You will be at major risk in the UK carrying any bladed instrument up to and including scissors and multitools, foreigner or not, if you are searched by police for the right/wrong reasons. They have gotten fairly fanatical and aggressive towards knife crime considering the coverage and stigmas. There have been a number of laws passed in the last 20 years that are pretty damning.
Also - legislation changes based on location rather drastically. You can be guilty in one municipality and not another. This completely invalidates everything else I'm about to tell you, because local laws trump it.
1- No blade over 3'.
2- "Good reason" to possess. Subject to interpretation by police.

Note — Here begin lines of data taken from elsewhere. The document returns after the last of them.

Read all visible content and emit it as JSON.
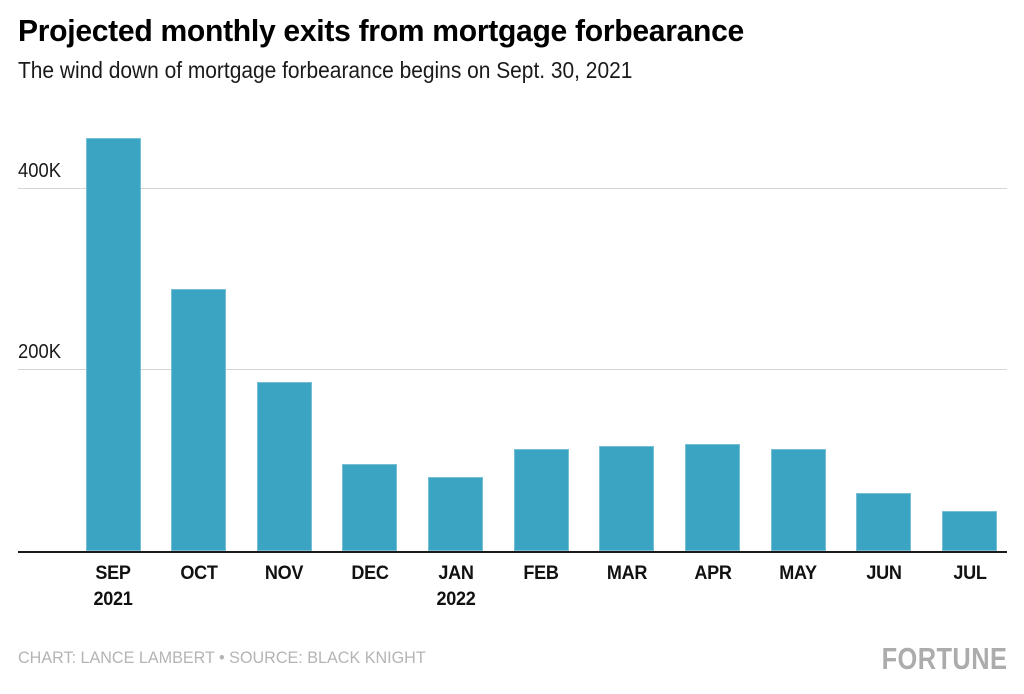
{
  "header": {
    "title": "Projected monthly exits from mortgage forbearance",
    "subtitle": "The wind down of mortgage forbearance begins on Sept. 30, 2021"
  },
  "footer": {
    "credit": "CHART: LANCE LAMBERT • SOURCE: BLACK KNIGHT",
    "logo": "FORTUNE"
  },
  "chart_data": {
    "type": "bar",
    "title": "Projected monthly exits from mortgage forbearance",
    "subtitle": "The wind down of mortgage forbearance begins on Sept. 30, 2021",
    "categories": [
      {
        "label": "SEP",
        "sublabel": "2021"
      },
      {
        "label": "OCT",
        "sublabel": ""
      },
      {
        "label": "NOV",
        "sublabel": ""
      },
      {
        "label": "DEC",
        "sublabel": ""
      },
      {
        "label": "JAN",
        "sublabel": "2022"
      },
      {
        "label": "FEB",
        "sublabel": ""
      },
      {
        "label": "MAR",
        "sublabel": ""
      },
      {
        "label": "APR",
        "sublabel": ""
      },
      {
        "label": "MAY",
        "sublabel": ""
      },
      {
        "label": "JUN",
        "sublabel": ""
      },
      {
        "label": "JUL",
        "sublabel": ""
      }
    ],
    "values": [
      455000,
      288000,
      186000,
      96000,
      81000,
      112000,
      116000,
      118000,
      112000,
      64000,
      44000
    ],
    "xlabel": "",
    "ylabel": "",
    "ylim": [
      0,
      460000
    ],
    "yticks": [
      {
        "value": 400000,
        "label": "400K"
      },
      {
        "value": 200000,
        "label": "200K"
      }
    ],
    "grid": true,
    "legend": "none",
    "bar_color": "#3BA4C2",
    "gridline_color": "#d6d6d6",
    "axis_color": "#1a1a1a"
  }
}
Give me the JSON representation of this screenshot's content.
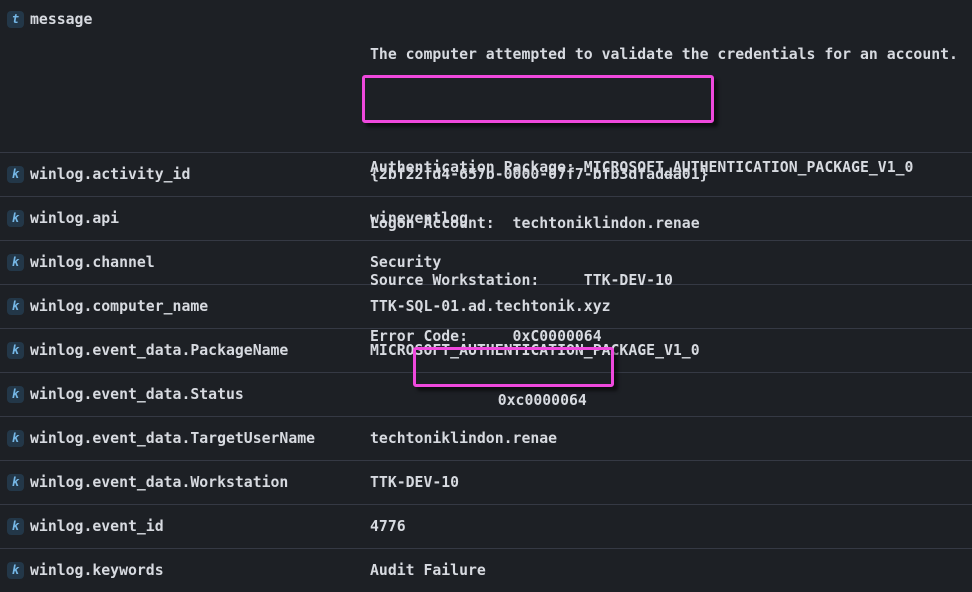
{
  "theme": {
    "background": "#1d2025",
    "divider": "#353944",
    "text": "#d7dae0",
    "badge_background": "#233748",
    "badge_letter": "#75b7e6",
    "annotation_color": "#ef49dd"
  },
  "message_row": {
    "type_badge": "t",
    "field": "message",
    "lines": [
      "The computer attempted to validate the credentials for an account.",
      "",
      "Authentication Package: MICROSOFT_AUTHENTICATION_PACKAGE_V1_0",
      "Logon Account:  techtoniklindon.renae",
      "Source Workstation:     TTK-DEV-10",
      "Error Code:     0xC0000064"
    ],
    "annotation": "box highlighting Logon Account and Source Workstation lines"
  },
  "rows": [
    {
      "type_badge": "k",
      "field": "winlog.activity_id",
      "value": "{2bf22fd4-657b-0000-07f7-bfb3dfadda01}"
    },
    {
      "type_badge": "k",
      "field": "winlog.api",
      "value": "wineventlog"
    },
    {
      "type_badge": "k",
      "field": "winlog.channel",
      "value": "Security"
    },
    {
      "type_badge": "k",
      "field": "winlog.computer_name",
      "value": "TTK-SQL-01.ad.techtonik.xyz"
    },
    {
      "type_badge": "k",
      "field": "winlog.event_data.PackageName",
      "value": "MICROSOFT_AUTHENTICATION_PACKAGE_V1_0"
    },
    {
      "type_badge": "k",
      "field": "winlog.event_data.Status",
      "value": "0xc0000064",
      "annotated": true
    },
    {
      "type_badge": "k",
      "field": "winlog.event_data.TargetUserName",
      "value": "techtoniklindon.renae"
    },
    {
      "type_badge": "k",
      "field": "winlog.event_data.Workstation",
      "value": "TTK-DEV-10"
    },
    {
      "type_badge": "k",
      "field": "winlog.event_id",
      "value": "4776"
    },
    {
      "type_badge": "k",
      "field": "winlog.keywords",
      "value": "Audit Failure"
    }
  ]
}
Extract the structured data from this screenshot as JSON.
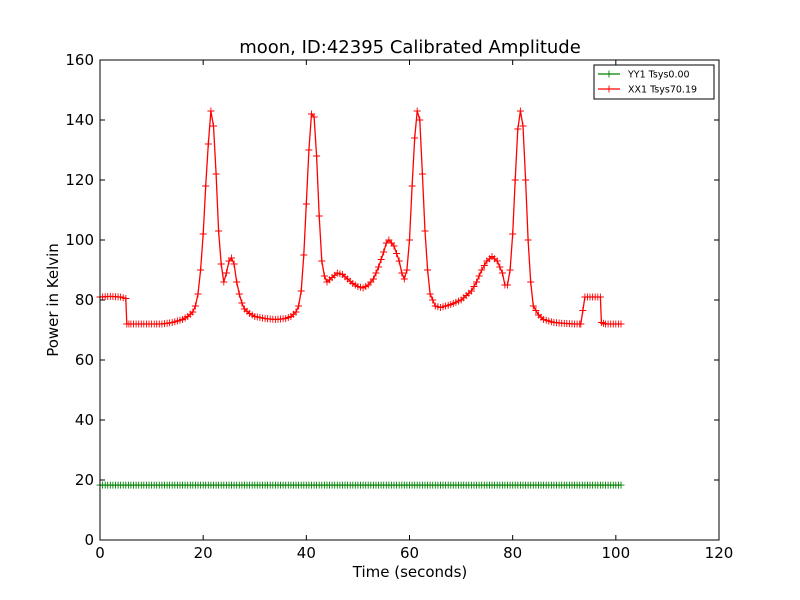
{
  "chart_data": {
    "type": "line",
    "title": "moon, ID:42395 Calibrated Amplitude",
    "xlabel": "Time (seconds)",
    "ylabel": "Power in Kelvin",
    "xlim": [
      0,
      120
    ],
    "ylim": [
      0,
      160
    ],
    "xticks": [
      0,
      20,
      40,
      60,
      80,
      100,
      120
    ],
    "yticks": [
      0,
      20,
      40,
      60,
      80,
      100,
      120,
      140,
      160
    ],
    "grid": false,
    "legend_position": "top-right",
    "marker": "+",
    "series": [
      {
        "name": "YY1 Tsys0.00",
        "color": "#008000",
        "x": [
          0,
          101
        ],
        "y": [
          18.3,
          18.3
        ]
      },
      {
        "name": "XX1 Tsys70.19",
        "color": "#ff0000",
        "x": [
          0,
          2,
          4,
          5,
          5.2,
          6,
          8,
          10,
          12,
          14,
          16,
          17,
          18,
          18.5,
          19,
          19.5,
          20,
          20.5,
          21,
          21.5,
          22,
          22.5,
          23,
          23.5,
          24,
          24.5,
          25,
          25.5,
          26,
          26.5,
          27,
          27.5,
          28,
          29,
          30,
          32,
          34,
          36,
          37,
          38,
          38.5,
          39,
          39.5,
          40,
          40.5,
          41,
          41.5,
          42,
          42.5,
          43,
          43.5,
          44,
          45,
          46,
          47,
          48,
          49,
          50,
          51,
          52,
          53,
          54,
          55,
          55.5,
          56,
          57,
          58,
          58.5,
          59,
          59.5,
          60,
          60.5,
          61,
          61.5,
          62,
          62.5,
          63,
          63.5,
          64,
          65,
          66,
          68,
          70,
          72,
          73,
          74,
          75,
          76,
          77,
          78,
          78.5,
          79,
          79.5,
          80,
          80.5,
          81,
          81.5,
          82,
          82.5,
          83,
          83.5,
          84,
          85,
          86,
          88,
          90,
          92,
          93,
          93.2,
          94,
          95,
          96,
          97,
          97.2,
          98,
          100,
          101
        ],
        "y": [
          81,
          81.2,
          81,
          80.5,
          72,
          72,
          72,
          72,
          72,
          72.5,
          73.5,
          74.5,
          76,
          78,
          82,
          90,
          102,
          118,
          132,
          143,
          138,
          122,
          103,
          92,
          86,
          89,
          93,
          94,
          92,
          86,
          82,
          79,
          77,
          75.5,
          74.5,
          73.8,
          73.5,
          73.8,
          74.5,
          76,
          78,
          83,
          95,
          112,
          130,
          142,
          141,
          128,
          108,
          93,
          88,
          86,
          87.5,
          89,
          88.5,
          87,
          85.5,
          84.5,
          84,
          85,
          87,
          91,
          96,
          99,
          100,
          98,
          93,
          89,
          87,
          90,
          100,
          118,
          134,
          143,
          140,
          122,
          103,
          90,
          82,
          78,
          77.5,
          78.5,
          80,
          83,
          86,
          90,
          93,
          94.5,
          93,
          89,
          85,
          85,
          90,
          102,
          120,
          137,
          143,
          138,
          120,
          100,
          86,
          78,
          75,
          73.5,
          72.5,
          72.2,
          72,
          72,
          72,
          81,
          81,
          81,
          81,
          72.5,
          72,
          72,
          72
        ]
      }
    ]
  }
}
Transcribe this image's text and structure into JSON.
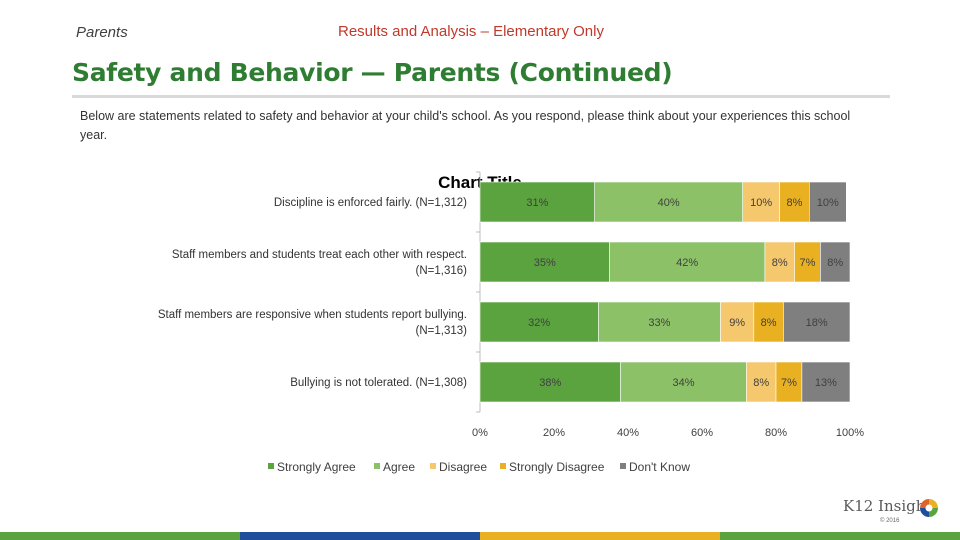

3- Carried only to and from places where you have a good reason.
4- Don't open carry.
5- The locking mechanism thing is unclear. Many police believe your sub 3' pocket knife needs to be non locking in order to comply. Whether this is actually true or not is up to debate, in the courts. Stick with no lock.
(A Crown Court case (Harris v DPP), ruled (case law). A lock knife for all legal purposes, is the same as a fixed blade knife. A folding pocket knife must be readily foldable at all times. If it has a mechanism that prevents folding, it's a lock knife (or for legal purposes, a fixed blade) The Court of Appeal (REGINA - v - DESMOND GARCIA DEEGAN 1998) upheld the Harris ruling stating that "folding was held to mean non-locking". No leave to appeal was granted.)
You will get arrested for box cutters, screwdrivers, scisscors, kiridashi, sharpened toothbrushes, and any other pointed or bladed instrument that is greater than 3 inches, a fixed blade, or otherwise seems like your carrying it around to potentially stab someone with. Self defense is not considered a good reason.